I didn’t start working on these issues professionally, however, until starting my PhD at McGill in 2002. I wrote my dissertation on NGO engagement in the UNFCCC and attended the first international negotiations in 2005 when they were held in Montreal (which, incidentally, was also during which the first international climate protest took place). After completing my PhD, I started working on food issues and food justice as an extension of this work in my teaching. Food became a way to bring climate change ‘home’, integrating teaching, research, and my personal life in gardening.
2. As Principal Investigator for the Food Justice and Sustainability project at Dawson, you are in charge of high-level research and also very practical, hands-on activities. Can you tell us a little bit more about your work in this capacity? And your most memorable accomplishments?
The most memorable transformation and accomplishment is probably what first bridged my climate change work to teaching: founding the rooftop gardens project at Dawson. It is now part of the overall sustainability plan at the college, is managed by Sustainable Dawson, and serves as a teaching and learning space for countless courses throughout the year. It also produces a good harvest that we donate and sell at affordable prices to the Dawson Community.
The FJS project was the next step out from the college into the community. In one course, students participated in EcoHack, where we responded to the call from a community organization to map food assets in Montreal; at the time, they didn’t know what other services and projects were in their neighborhood and wanted to better coordinate as well as avoid duplicating food aid.
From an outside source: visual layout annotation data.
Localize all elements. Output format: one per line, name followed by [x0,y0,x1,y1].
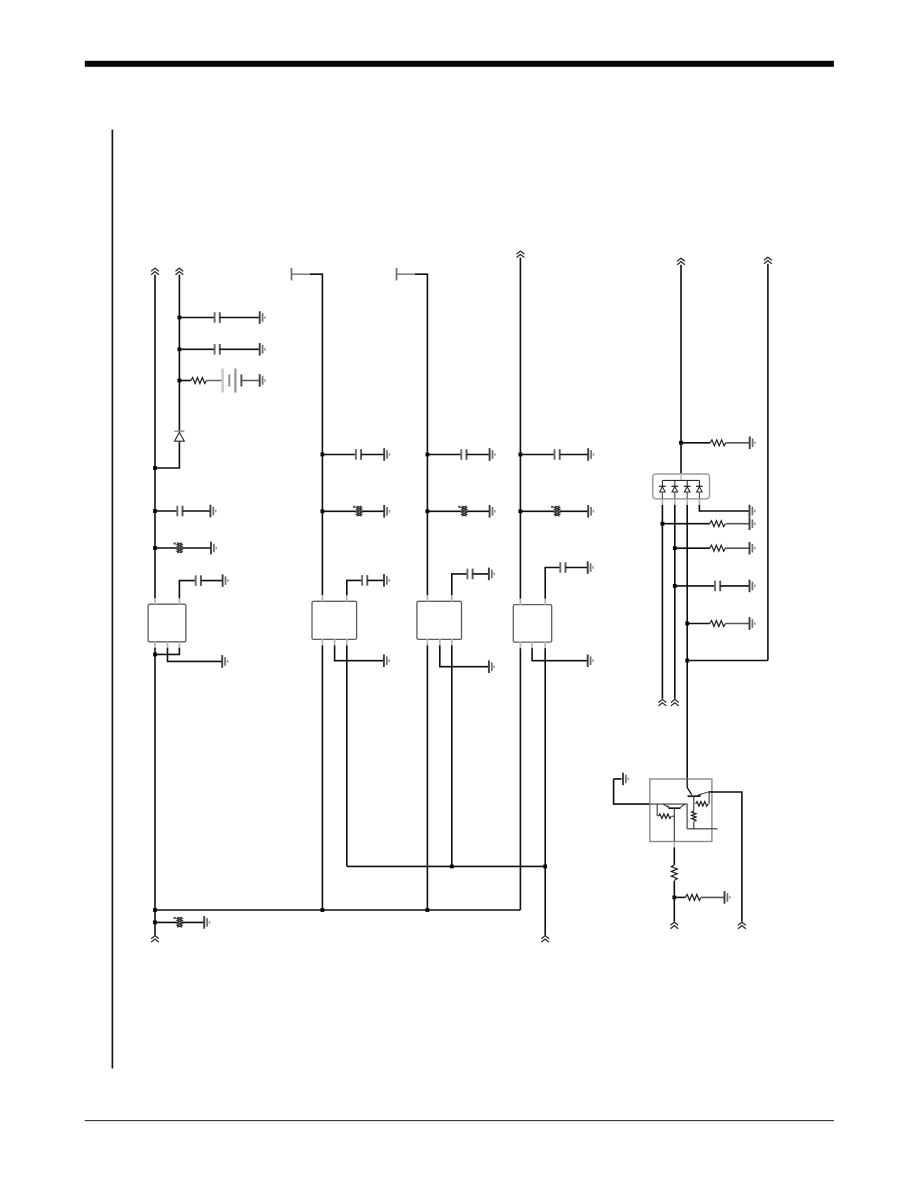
wire C7 right lead [467,454,490,456]
wire U4 pin3 to C10 [545,568,560,599]
resistor R9 [710,621,726,627]
junction bus2-U3 [426,908,430,912]
wire U5 common bus [662,479,699,481]
node VCC2 off-page arrow [176,268,184,275]
Q1 pin stub bottom [673,842,675,848]
U1 pin stub top-left [154,598,156,604]
wire U5 pin2 down [674,505,676,699]
transistor Q1-B (right) [687,779,709,796]
diode-array U5 body [653,474,710,499]
wire Q1-RA link [672,815,674,817]
ground R3 [384,505,389,518]
resistor Q1-RB [696,802,709,807]
wire R2 right lead [182,547,211,549]
resistor R7 [710,521,726,527]
ground R9 [750,617,755,630]
U3 pin stub bottom-left [426,639,428,645]
wire U5 common stub [680,474,682,480]
diode D1 [174,431,184,441]
wire C1 left lead [179,317,214,319]
op-amp U4 resonator [513,605,551,643]
wire U4 mid pin to ground [532,648,588,661]
wire U2 right pin down [346,645,348,866]
U2 pin stub top-right [346,595,348,601]
resistor R2 (bead) [174,543,183,553]
wire R8 right lead [725,547,749,549]
capacitor C8 [467,569,472,580]
U2 pin stub bottom-right [346,639,348,645]
ground U1 mid pin [222,655,227,668]
ground R6 [750,437,755,450]
wire Q1 bias input [614,779,650,804]
capacitor C3 [177,506,182,517]
junction p1-R7 [661,522,665,526]
junction F-R6 [679,441,683,445]
U5 pin stub 1 [661,499,663,505]
ground C1 [260,311,265,324]
node VDD2 off-page arrow [764,257,772,264]
resistor R12 [685,894,701,900]
wire line-A lower vertical [154,648,156,935]
junction E-R5 [519,509,523,513]
wire C11 right lead [720,585,749,587]
op-amp U1 resonator [148,604,186,642]
U4 pin stub bottom-left [519,642,521,648]
capacitor C5 [356,449,361,460]
wire bus2 [155,909,520,911]
node VCC3 off-page arrow [517,251,525,258]
resistor R11 [671,865,677,881]
wire p3 to line-G [687,660,768,662]
U4 pin stub bottom-right [544,642,546,648]
U4 pin stub top-left [519,599,521,605]
wire C10 right lead [566,567,588,569]
wire C2 right lead [220,348,260,350]
wire C11 left lead [675,585,715,587]
junction C-R3 [321,509,325,513]
U3 pin stub top-right [451,595,453,601]
wire C3 right lead [183,510,211,512]
wire R3 left lead [322,510,356,512]
terminal T2 [396,268,398,280]
capacitor C7 [461,449,466,460]
ground BT1 [260,374,265,387]
wire Q1 emitter down [673,848,675,865]
wire line-G vertical [767,264,769,661]
resistor Q1-RA [658,814,671,819]
resistor R8 [710,545,726,551]
diode U5-D3 [684,480,691,499]
wire Q1 collector stub [687,828,717,830]
junction B-C2 [178,347,182,351]
wire B diode to jog [155,442,179,468]
node OUT off-page arrow [738,922,746,929]
wire U3 pin3 to C8 [452,574,468,595]
ground R2 [211,542,216,555]
wire Q1-B emitter link [708,792,710,804]
U2 pin stub bottom-mid [334,639,336,645]
wire R11 tail [673,881,675,922]
resistor R5 (bead) [551,506,560,516]
wire R7 right lead [726,523,749,525]
wire C2 left lead [179,348,214,350]
node GND-A off-page arrow [151,936,159,943]
wire column-D from T2 lead [397,273,416,275]
wire C8 right lead [473,573,489,575]
U5 pin stub 4 [698,499,700,505]
node P2 off-page arrow [671,699,679,706]
wire U1 mid pin to ground [168,648,223,662]
ground C9 [588,448,593,461]
ground C10 [588,561,593,574]
node VDD1 off-page arrow [677,258,685,265]
wire U1 right pin jog [155,648,179,655]
wire C9 right lead [560,454,589,456]
ground R12 [725,891,730,904]
wire R12 right lead [701,896,725,898]
wire C7 left lead [427,454,461,456]
wire U3 left pin down [426,645,428,910]
wire BT1 right lead [241,380,259,382]
junction R11-R12 [672,896,676,900]
U5 pin stub 2 [674,499,676,505]
wire R9 right lead [725,623,749,625]
wire line-B vertical [178,275,180,431]
U3 pin stub bottom-mid [439,639,441,645]
wire column-C from T1 lead [292,273,311,275]
wire U3 right pin down [451,645,453,866]
diode U5-D1 [659,480,666,499]
wire R5 right lead [560,510,589,512]
wire R6 right lead [726,442,750,444]
junction p3-G [685,659,689,663]
resistor R3 (bead) [353,506,362,516]
capacitor C4 [196,575,201,586]
ground R5 [588,505,593,518]
wire line-A vertical [154,275,156,599]
transistor Q1 body [650,779,712,842]
wire R10 right lead [182,921,204,923]
U3 pin stub bottom-right [451,639,453,645]
wire U2 mid pin to ground [335,645,384,660]
ground C3 [210,505,215,518]
resistor R1 [191,378,207,384]
wire U5 pin1 down [661,505,663,699]
wire R8 left lead [675,547,710,549]
wire U3 mid pin to ground [440,645,489,666]
wire R6 left lead [681,442,710,444]
wire R9 left lead [687,623,710,625]
junction A-R2 [153,546,157,550]
wire U5 pin4 to ground [699,505,749,511]
junction bus1-U3 [450,865,454,869]
ground U4 mid pin [588,654,593,667]
wire C3 left lead [155,510,177,512]
junction A-R10 [153,921,157,925]
wire U4 right pin down [544,648,546,935]
wire line-F vertical [680,265,682,474]
ground R8 [750,542,755,555]
node EMIT off-page arrow [670,922,678,929]
wire U2 left pin down [321,645,323,910]
ground C5 [384,448,389,461]
wire C5 left lead [322,454,356,456]
ground R4 [490,505,495,518]
battery BT1 [223,369,242,393]
ground U3 mid pin [489,660,494,673]
U5 pin stub 3 [686,499,688,505]
wire R1-BT1 lead [206,380,222,382]
transistor Q1-A (left) [663,804,685,808]
wire C5 right lead [361,454,384,456]
junction D-C7 [426,453,430,457]
capacitor C10 [560,562,565,573]
U3 pin stub top-left [426,595,428,601]
wire C4 right lead [201,580,223,582]
wire R4 right lead [467,510,490,512]
terminal T1 [291,268,293,280]
capacitor C6 [362,575,367,586]
ground C2 [260,343,265,356]
wire Q1 output [709,792,742,922]
capacitor C1 [215,312,220,323]
wire U2 pin3 to C6 [347,580,362,595]
resistor R4 (bead) [458,506,467,516]
junction A-bus2 [153,908,157,912]
wire C9 left lead [520,454,554,456]
ground C8 [489,568,494,581]
junction p2-C11 [673,584,677,588]
wire column-D from T2 [415,274,427,595]
junction p3-R9 [685,622,689,626]
wire R12 left lead [674,896,685,898]
ground R10 [204,916,209,929]
resistor R6 [710,440,726,446]
U4 pin stub top-right [544,599,546,605]
U1 pin stub bottom-right [178,641,180,647]
wire R2 left lead [155,547,177,549]
wire C1 right lead [220,317,260,319]
resistor R10 (bead) [174,917,183,927]
wire R4 left lead [427,510,461,512]
U2 pin stub top-left [321,595,323,601]
U1 pin stub top-right [178,598,180,604]
wire C6 right lead [367,579,384,581]
ground C4 [223,574,228,587]
wire Q1-A base branch [656,804,658,816]
wire column-C from T1 [310,274,322,595]
ground Q1 bias [623,773,628,786]
wire U5 pin3 down [686,505,688,779]
wire bus1 [347,865,545,867]
wire Q1-B base drop [693,796,695,811]
wire Q1 input rail [650,804,687,829]
node P1 off-page arrow [659,699,667,706]
junction A-C3 [153,509,157,513]
wire Q1-RB link [708,803,711,805]
junction A-U1 [153,653,157,657]
U2 pin stub bottom-left [321,639,323,645]
resistor Q1-RC [692,811,696,822]
junction E-bus1 [543,865,547,869]
wire U1 pin3 to C4 [179,581,195,599]
wire R3 right lead [362,510,385,512]
wire R10 left lead [155,921,177,923]
wire R1 left lead [179,380,190,382]
wire R5 left lead [520,510,554,512]
capacitor C11 [715,581,720,592]
junction C-C5 [321,453,325,457]
junction A-B jog [153,466,157,470]
op-amp U2 resonator [312,601,357,639]
ground C11 [750,580,755,593]
capacitor C9 [555,449,560,460]
diode U5-D4 [696,480,703,499]
wire column-E vertical [519,258,521,599]
junction E-C9 [519,453,523,457]
U4 pin stub bottom-mid [531,642,533,648]
wire Q1-RC tail [693,822,695,829]
diode U5-D2 [671,480,678,499]
junction D-R4 [426,509,430,513]
ground C6 [384,574,389,587]
wire Q1-A emitter drop [673,808,675,841]
ground R7 [750,517,755,530]
ground C7 [490,448,495,461]
node VCC1 off-page arrow [151,268,159,275]
wire U4 left pin down [519,648,521,910]
op-amp U3 resonator [417,601,462,639]
ground U5 pin4 [750,505,755,518]
node GND-E off-page arrow [541,936,549,943]
capacitor C2 [215,344,220,355]
U1 pin stub bottom-left [154,641,156,647]
U1 pin stub bottom-mid [167,641,169,647]
junction B-R1 [178,379,182,383]
junction bus2-U2 [321,908,325,912]
ground U2 mid pin [384,654,389,667]
junction B-C1 [178,316,182,320]
wire R7 left lead [662,523,709,525]
junction p2-R8 [673,546,677,550]
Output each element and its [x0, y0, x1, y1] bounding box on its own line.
I think what I love most about the move from climate change politics to food justice is that it brought together two of my long-held commitments: environmental issues and social justice. I had always cared for both personally, but in my professional life they were quite segmented in terms of experience. Before I started my PhD, I worked in Baltimore on social justice and educational issues and, specifically, dropout prevention as well as youth policy broadly. I wrote my master’s thesis on the teen parent requirements in welfare reform in the U.S. So, in that life, I was implicated in thinking and working on social justice issues in those systems. When I moved into my PhD, climate justice was ‘on the menu’, but not part of the interorganizational work on policy. But food brings both of these commitments together in very meaningful and practical ways: that is, access to fresh, healthy, affordable and sustainable food is both an issue of the environment and an issue of social justice.
3. You’ve cited Michael Pollan’s book “Cooked: A Natural History of Transformation” as one of the readings you tackle in your Sociology of Food course at Dawson. Can you tell us more about this and/or other literature you find ‘works’ with your students?
I teach using a variety of texts and engage them in debates on the same. Some that I tried initially and continue to ‘work’ include the debate between locavores and globavores, which has coincidentally taken on new meaning in COVID-19, and Michael Pollan’s The Omnivore’s Dilemma. But I also think it’s important to place these in the context of urban environments (in fact, my ‘movement’ towards food justice has also involved a movement towards teaching and learning about urban sustainability broadly). So I assign Jane Jacobs’ The Death and Life of Great American Cities and we talk and walk Frederick Law Olmsted‘s ideas.
4. You have lived in many cities and travelled extensively. What does being a Montrealer mean to you?
Being a Montrealer means living in and appreciating my neighborhood, walking the mountain, and surviving the weather.